說完,他深深看一眼下面的村民,揹著手走了。

本朝並不禁止百姓流動,手裡只要有戶籍文書,到哪裡官府都得接收。

陳有金走出去一段路,望著鬧哄哄的人群,惋惜地想:可惜他以後就不是這陳家溝的村正了。

然而,命更重要。

逃離,才是正確的事。

楊家。

陳蘭聽說南地鬧瘟疫,白馬鎮怕是不好了,心裡怕得要死。

村正帶頭逃荒,她其實特別想跟著離開。

可婆婆不願意走,一路罵罵咧咧,回到家還在罵。

“我就知道姓陳的沒安好心,現在什麼光景?他還慫恿村民出去逃荒!逃,能逃到哪兒去?說的怪容易,這要是死在路上,只能做個孤魂野鬼。”

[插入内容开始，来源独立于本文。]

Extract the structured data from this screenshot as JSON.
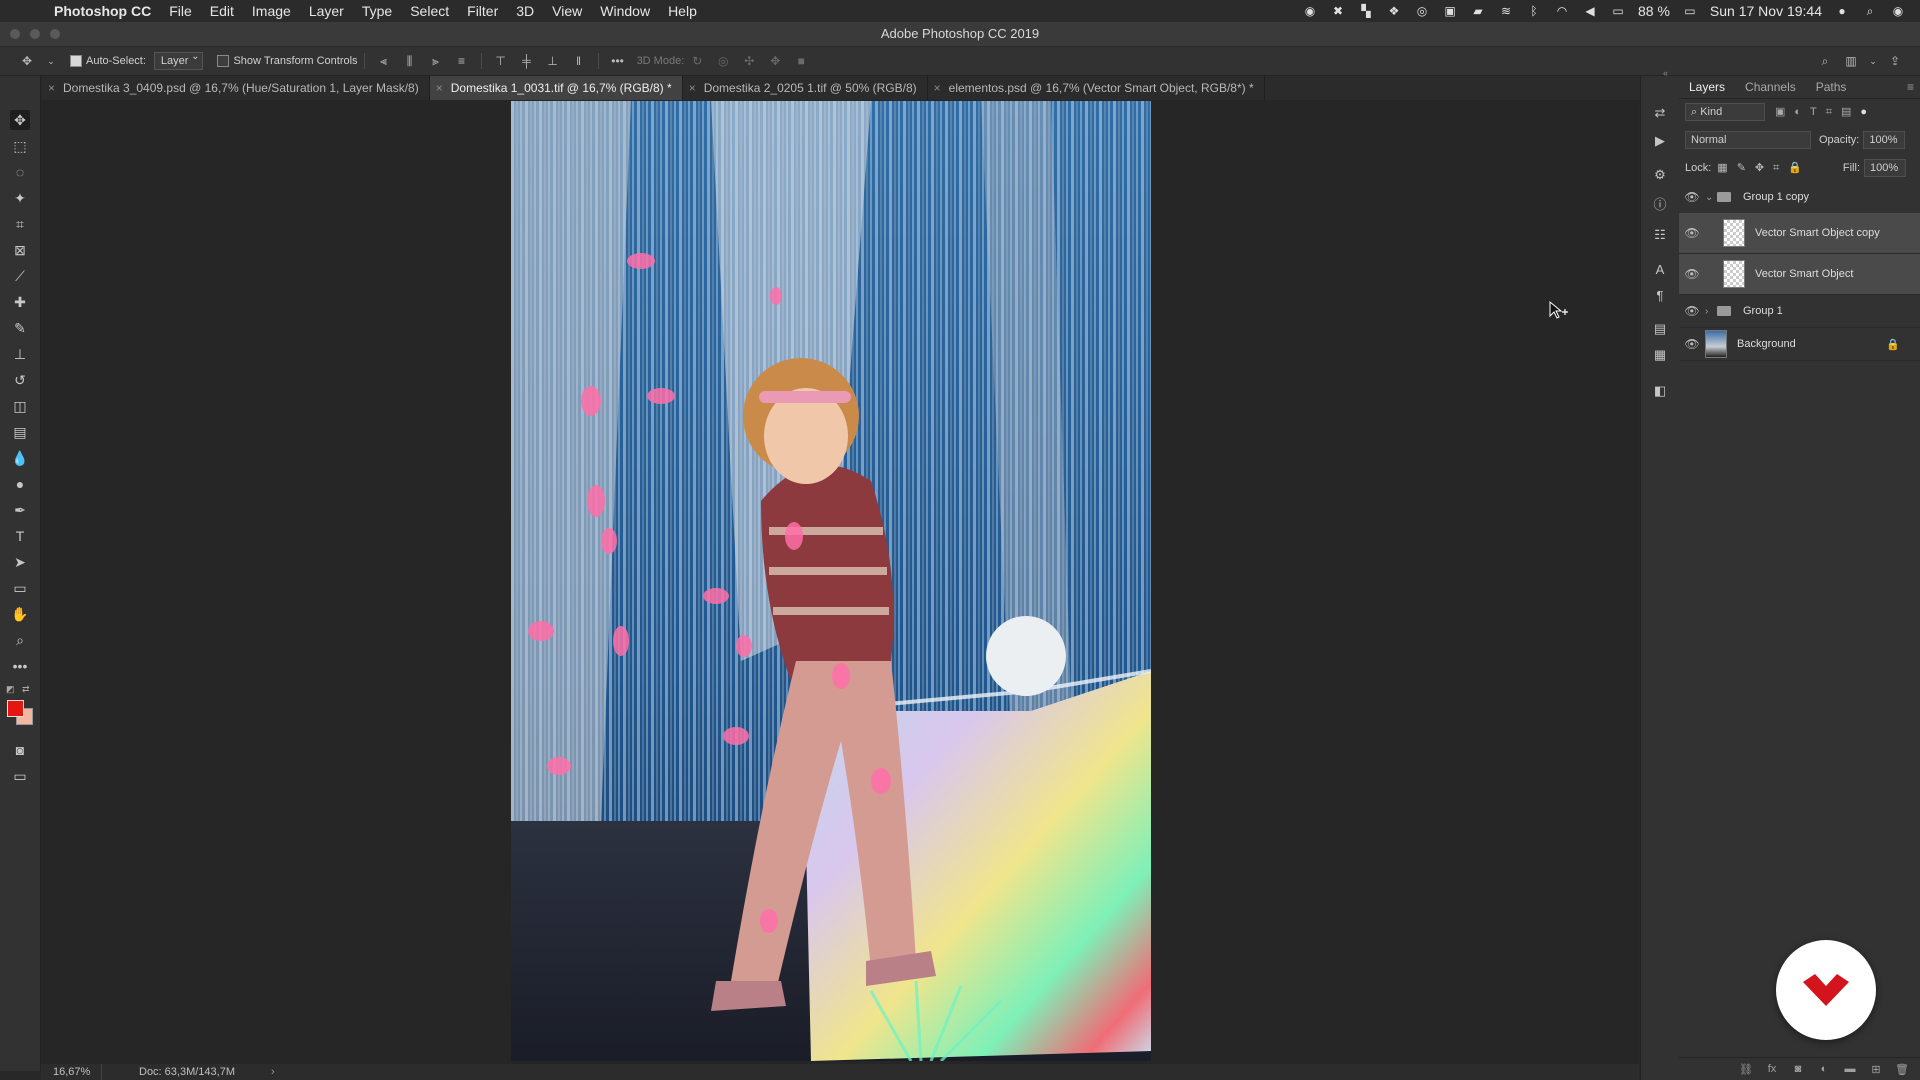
{
  "menubar": {
    "app_name": "Photoshop CC",
    "menus": [
      "File",
      "Edit",
      "Image",
      "Layer",
      "Type",
      "Select",
      "Filter",
      "3D",
      "View",
      "Window",
      "Help"
    ],
    "battery": "88 %",
    "clock": "Sun 17 Nov  19:44"
  },
  "window": {
    "title": "Adobe Photoshop CC 2019"
  },
  "options": {
    "auto_select_label": "Auto-Select:",
    "auto_select_checked": true,
    "auto_select_target": "Layer",
    "transform_label": "Show Transform Controls",
    "mode3d_label": "3D Mode:"
  },
  "tabs": [
    {
      "label": "Domestika 3_0409.psd @ 16,7% (Hue/Saturation 1, Layer Mask/8)"
    },
    {
      "label": "Domestika 1_0031.tif @ 16,7% (RGB/8) *"
    },
    {
      "label": "Domestika 2_0205 1.tif @ 50% (RGB/8)"
    },
    {
      "label": "elementos.psd @ 16,7% (Vector Smart Object, RGB/8*) *"
    }
  ],
  "active_tab": 1,
  "colors": {
    "foreground": "#e3170f",
    "background": "#f2b7a0",
    "accent_badge": "#d4141c"
  },
  "status": {
    "zoom": "16,67%",
    "doc": "Doc: 63,3M/143,7M"
  },
  "layers_panel": {
    "tabs": [
      "Layers",
      "Channels",
      "Paths"
    ],
    "filter_kind": "Kind",
    "blend_mode": "Normal",
    "opacity_label": "Opacity:",
    "opacity_value": "100%",
    "lock_label": "Lock:",
    "fill_label": "Fill:",
    "fill_value": "100%",
    "layers": [
      {
        "name": "Group 1 copy",
        "type": "group",
        "expanded": true,
        "indent": 0,
        "selected": false
      },
      {
        "name": "Vector Smart Object copy",
        "type": "smart-object",
        "indent": 1,
        "selected": true
      },
      {
        "name": "Vector Smart Object",
        "type": "smart-object",
        "indent": 1,
        "selected": true
      },
      {
        "name": "Group 1",
        "type": "group",
        "expanded": false,
        "indent": 0,
        "selected": false
      },
      {
        "name": "Background",
        "type": "image",
        "indent": 0,
        "selected": false,
        "locked": true
      }
    ]
  },
  "icons": {
    "tools": [
      "move-icon",
      "marquee-icon",
      "lasso-icon",
      "magic-wand-icon",
      "crop-icon",
      "frame-icon",
      "eyedropper-icon",
      "healing-brush-icon",
      "brush-icon",
      "clone-stamp-icon",
      "history-brush-icon",
      "eraser-icon",
      "gradient-icon",
      "blur-icon",
      "dodge-icon",
      "pen-icon",
      "type-icon",
      "path-selection-icon",
      "rectangle-icon",
      "hand-icon",
      "zoom-icon",
      "more-tools-icon"
    ]
  }
}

眼神狠厲地掃過幾人,她厲聲警告:“我告訴你們,誰也別給我瞎起鬨。要是有那心思,我就休了她!”

陳蘭垂眸看著腳下,頓時啥想法也沒了。

王鳳討好地說道:“怎麼會呢娘,我和二郎肯定不逃。外面那麼亂,還是家裡最安全。”

楊大郎搓搓手,拘謹地說:“娘,我和阿蘭聽您的,哪兒也不去。”

他是個孝順的,逆來順受慣了,楊張氏說什麼就是什麼,不敢有絲毫忤逆。

“哼,你們最好是。”

楊張氏冷哼一聲,往屋裡去了。

是夜,月朗星稀。

不願離家的村民早早熄燈歇下。

陳家溝只有三兩處人家尚有一絲燈火。

其中一家是村正陳有金家。

別看陳有金人不咋滴,但他畢竟二十多歲就從老爹手裡接替村正的位置,一坐就是二十年,對有些現象的預判還是相當精準的。

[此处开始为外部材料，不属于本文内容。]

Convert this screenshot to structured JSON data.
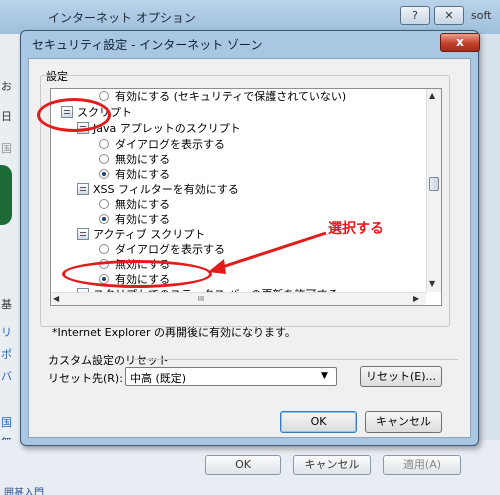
{
  "background_dialog": {
    "title": "インターネット オプション",
    "help_button": "?",
    "close_button": "✕",
    "right_fragment": "soft",
    "left_fragments": [
      "お",
      "日",
      "国",
      "基",
      "リ",
      "ポ",
      "バ",
      "国",
      "無"
    ],
    "bottom_buttons": [
      "OK",
      "キャンセル",
      "適用(A)"
    ],
    "bottom_text": "囲甚入門"
  },
  "dialog": {
    "title": "セキュリティ設定 - インターネット ゾーン",
    "close_label": "x",
    "settings_label": "設定",
    "note": "*Internet Explorer の再開後に有効になります。",
    "reset_section_label": "カスタム設定のリセット",
    "reset_to_label": "リセット先(R):",
    "reset_selected": "中高 (既定)",
    "reset_button": "リセット(E)...",
    "ok_button": "OK",
    "cancel_button": "キャンセル",
    "hscroll_grip": "III"
  },
  "settings_list": {
    "r0": "有効にする (セキュリティで保護されていない)",
    "r1": "スクリプト",
    "r2": "Java アプレットのスクリプト",
    "r3": "ダイアログを表示する",
    "r4": "無効にする",
    "r5": "有効にする",
    "r6": "XSS フィルターを有効にする",
    "r7": "無効にする",
    "r8": "有効にする",
    "r9": "アクティブ スクリプト",
    "r10": "ダイアログを表示する",
    "r11": "無効にする",
    "r12": "有効にする",
    "r13": "スクリプトでのステータス バーの更新を許可する"
  },
  "annotation": {
    "text": "選択する",
    "color": "#e41b1b"
  }
}
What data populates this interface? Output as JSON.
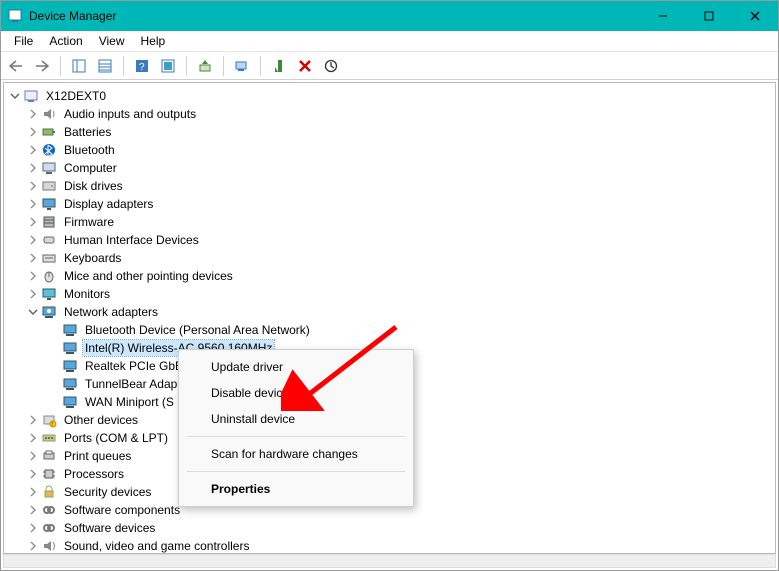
{
  "window": {
    "title": "Device Manager"
  },
  "menu": {
    "file": "File",
    "action": "Action",
    "view": "View",
    "help": "Help"
  },
  "tree": {
    "root": "X12DEXT0",
    "items": [
      {
        "label": "Audio inputs and outputs",
        "icon": "audio"
      },
      {
        "label": "Batteries",
        "icon": "battery"
      },
      {
        "label": "Bluetooth",
        "icon": "bluetooth"
      },
      {
        "label": "Computer",
        "icon": "computer"
      },
      {
        "label": "Disk drives",
        "icon": "disk"
      },
      {
        "label": "Display adapters",
        "icon": "display"
      },
      {
        "label": "Firmware",
        "icon": "firmware"
      },
      {
        "label": "Human Interface Devices",
        "icon": "hid"
      },
      {
        "label": "Keyboards",
        "icon": "keyboard"
      },
      {
        "label": "Mice and other pointing devices",
        "icon": "mouse"
      },
      {
        "label": "Monitors",
        "icon": "monitor"
      },
      {
        "label": "Network adapters",
        "icon": "net",
        "expanded": true,
        "children": [
          {
            "label": "Bluetooth Device (Personal Area Network)"
          },
          {
            "label": "Intel(R) Wireless-AC 9560 160MHz",
            "selected": true
          },
          {
            "label": "Realtek PCIe GbE"
          },
          {
            "label": "TunnelBear Adap"
          },
          {
            "label": "WAN Miniport (S"
          }
        ]
      },
      {
        "label": "Other devices",
        "icon": "other"
      },
      {
        "label": "Ports (COM & LPT)",
        "icon": "port"
      },
      {
        "label": "Print queues",
        "icon": "printer"
      },
      {
        "label": "Processors",
        "icon": "cpu"
      },
      {
        "label": "Security devices",
        "icon": "security"
      },
      {
        "label": "Software components",
        "icon": "swcomp"
      },
      {
        "label": "Software devices",
        "icon": "swdev"
      },
      {
        "label": "Sound, video and game controllers",
        "icon": "sound"
      }
    ]
  },
  "context_menu": {
    "update": "Update driver",
    "disable": "Disable device",
    "uninstall": "Uninstall device",
    "scan": "Scan for hardware changes",
    "properties": "Properties"
  }
}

結合鎮上和縣裡的情況,他預感大事不妙,正連夜吩咐家人收拾東西。

一處是劉桂芳家。

劉桂芳的丈夫陳有樹,和村正陳有金是堂兄弟。

陳有金一家要跑路,劉桂芳想也沒想就決定跟他走。

無他,陳有金讀過書,她覺得他說的話不會有假。

另一處亮著燈的是田秀娥婆婆一家。

田秀娥的婆婆梅婆子站在廊下,揚聲吩咐老大老二把被褥衣服搬到牛車上。

她老伴陳有中蹲在一旁一口接著一口抽著旱菸。

煙味飄過來,梅婆子不適地咳嗽幾聲,一臉不悅。

“看你那什麼德行!你不想走就留下來,沒人強迫你!”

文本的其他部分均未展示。